Presidenciais

"Sinto-me profundamente honrado". O discurso de vitória de Marcelo Rebelo de Sousa

Marcelo foi reeleito Presidente da República.  

Marcelo Rebelo de Sousa foi este domingo reeleito Presidente da República, vencendo as eleições com 60,7% dos votos, mais de 2,53 milhões de votos.

O Presidente reeleito começou o discurso lembrando as vítimas de covid-19 e afirmou depois que estava "profundamente honrado" pela confiança manifestada pelos portugueses "em condições tão difíceis".

"Deixem-me dizer, de coração aberto, como me sinto profundamente honrado e agradecido por essa confiança em condições tão mais difíceis do que as de 2016", declarou Marcelo Rebelo de Sousa, num discurso feito no átrio da Faculdade de Direito da Universidade de Lisboa, onde foi aluno e professor.

Deixou um agradecimento a todos os portugueses, os que votaram, os que não conseguiram, os que não quiseram e aqueles que estiveram por trás do ato eleitoral.

"Para todos eles, em particular os que mais se sacrificaram para que a democracia não fosse vencida pela pandemia, vai uma palavra de gratidão ilimitada pelo serviço que prestaram à liberdade, ao Estado de direito e a Portugal."

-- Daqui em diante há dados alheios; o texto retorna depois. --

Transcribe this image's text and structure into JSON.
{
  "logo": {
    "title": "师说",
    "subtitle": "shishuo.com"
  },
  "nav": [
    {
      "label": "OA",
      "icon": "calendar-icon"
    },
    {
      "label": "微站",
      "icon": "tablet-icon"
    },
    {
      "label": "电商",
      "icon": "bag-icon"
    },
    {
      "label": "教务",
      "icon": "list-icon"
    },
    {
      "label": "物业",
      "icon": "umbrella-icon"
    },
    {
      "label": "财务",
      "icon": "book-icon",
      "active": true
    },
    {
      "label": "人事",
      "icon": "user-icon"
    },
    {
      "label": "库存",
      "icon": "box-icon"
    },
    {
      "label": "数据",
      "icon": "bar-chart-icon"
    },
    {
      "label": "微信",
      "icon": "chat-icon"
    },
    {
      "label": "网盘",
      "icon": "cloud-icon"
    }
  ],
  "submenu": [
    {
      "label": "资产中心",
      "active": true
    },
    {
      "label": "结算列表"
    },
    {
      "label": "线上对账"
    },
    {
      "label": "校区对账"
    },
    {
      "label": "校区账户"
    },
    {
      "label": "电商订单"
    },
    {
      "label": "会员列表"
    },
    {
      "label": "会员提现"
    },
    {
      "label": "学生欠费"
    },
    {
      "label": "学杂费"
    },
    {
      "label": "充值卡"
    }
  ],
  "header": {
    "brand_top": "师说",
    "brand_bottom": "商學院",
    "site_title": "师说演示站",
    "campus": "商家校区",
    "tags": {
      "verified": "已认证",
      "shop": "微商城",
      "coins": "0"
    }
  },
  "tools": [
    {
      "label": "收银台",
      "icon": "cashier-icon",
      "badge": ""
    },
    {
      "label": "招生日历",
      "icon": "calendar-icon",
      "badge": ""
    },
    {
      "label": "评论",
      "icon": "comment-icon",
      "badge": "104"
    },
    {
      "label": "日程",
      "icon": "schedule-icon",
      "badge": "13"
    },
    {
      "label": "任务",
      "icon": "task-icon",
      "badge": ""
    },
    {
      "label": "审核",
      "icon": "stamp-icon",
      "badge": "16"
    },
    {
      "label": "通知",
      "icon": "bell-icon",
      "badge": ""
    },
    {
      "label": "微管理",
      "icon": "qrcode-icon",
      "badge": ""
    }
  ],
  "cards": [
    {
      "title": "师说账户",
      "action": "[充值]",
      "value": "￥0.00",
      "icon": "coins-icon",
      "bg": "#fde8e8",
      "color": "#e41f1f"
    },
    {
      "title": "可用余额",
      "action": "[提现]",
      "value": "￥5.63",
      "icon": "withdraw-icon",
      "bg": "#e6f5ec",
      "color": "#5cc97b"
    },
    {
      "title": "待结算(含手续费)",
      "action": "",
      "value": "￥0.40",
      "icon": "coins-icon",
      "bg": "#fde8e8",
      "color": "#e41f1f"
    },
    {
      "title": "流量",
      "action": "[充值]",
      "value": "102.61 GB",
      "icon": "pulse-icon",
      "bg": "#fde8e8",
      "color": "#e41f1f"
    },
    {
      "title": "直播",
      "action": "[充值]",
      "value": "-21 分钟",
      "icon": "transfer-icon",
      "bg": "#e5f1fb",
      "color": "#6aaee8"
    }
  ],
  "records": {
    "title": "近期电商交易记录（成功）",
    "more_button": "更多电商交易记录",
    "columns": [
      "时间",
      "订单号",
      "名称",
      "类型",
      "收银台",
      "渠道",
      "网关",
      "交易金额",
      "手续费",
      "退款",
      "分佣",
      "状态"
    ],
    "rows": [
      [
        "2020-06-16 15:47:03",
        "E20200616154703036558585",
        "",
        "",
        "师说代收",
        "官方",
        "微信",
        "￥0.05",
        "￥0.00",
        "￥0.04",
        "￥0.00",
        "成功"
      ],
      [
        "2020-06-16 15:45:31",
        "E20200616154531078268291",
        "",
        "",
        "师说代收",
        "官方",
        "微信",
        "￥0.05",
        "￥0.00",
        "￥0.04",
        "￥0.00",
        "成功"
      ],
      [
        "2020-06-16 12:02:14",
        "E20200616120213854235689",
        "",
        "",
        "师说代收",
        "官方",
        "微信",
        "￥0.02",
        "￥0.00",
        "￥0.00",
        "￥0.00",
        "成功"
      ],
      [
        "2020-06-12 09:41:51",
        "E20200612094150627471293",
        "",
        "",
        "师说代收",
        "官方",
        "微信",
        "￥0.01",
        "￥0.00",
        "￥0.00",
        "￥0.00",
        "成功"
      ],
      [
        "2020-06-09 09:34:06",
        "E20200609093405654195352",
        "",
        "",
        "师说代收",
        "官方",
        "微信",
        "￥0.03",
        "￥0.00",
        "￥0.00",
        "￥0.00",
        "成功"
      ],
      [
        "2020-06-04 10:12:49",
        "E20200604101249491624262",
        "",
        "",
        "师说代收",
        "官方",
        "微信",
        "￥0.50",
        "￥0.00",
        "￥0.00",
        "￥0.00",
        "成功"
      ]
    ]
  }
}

Marcelo defende revisão legislativa antes de novas eleições

O Presidente da República reeleito defendeu a necessidade de uma revisão legislativa antes de novas eleições, "daquilo que se concluiu dever ser revisto", e também para que se possa avançar com a possibilidade do voto por correspondência.

No seu discurso de vitória, Marcelo Rebelo de Sousa prometeu "tudo fazer para persuadir quem pode elaborar leis a ponderar a revisão antes de novas eleições daquilo que se concluiu dever ser revisto, para ajustar a situações como a vivida".

E prosseguiu: "Mais em geral, para ultrapassar objeções ao voto postal ou por correspondência, objeções essas que tanto penalizaram os votantes, em especial os nossos compatriotas espalhados pelo mundo. Compreendi este outro sinal e insistirei para que seja finalmente acolhido".

"Confiança renovada é tudo menos um cheque em branco"

O chefe de Estado afirmou ter a noção de "que os portugueses, ao reforçarem o seu voto, querem mais e melhor", seja "em proximidade, em convergência, em estabilidade, em construção de pontes, em exigência, em justiça social e de modo mais urgente, em gestão da pandemia".

"Entendi esse sinal e dele retirarei as devidas ilações", sublinhou Marcelo Rebelo de Sousa, afirmando ter "a exata consciência que a confiança agora renovada é tudo menos um cheque em branco".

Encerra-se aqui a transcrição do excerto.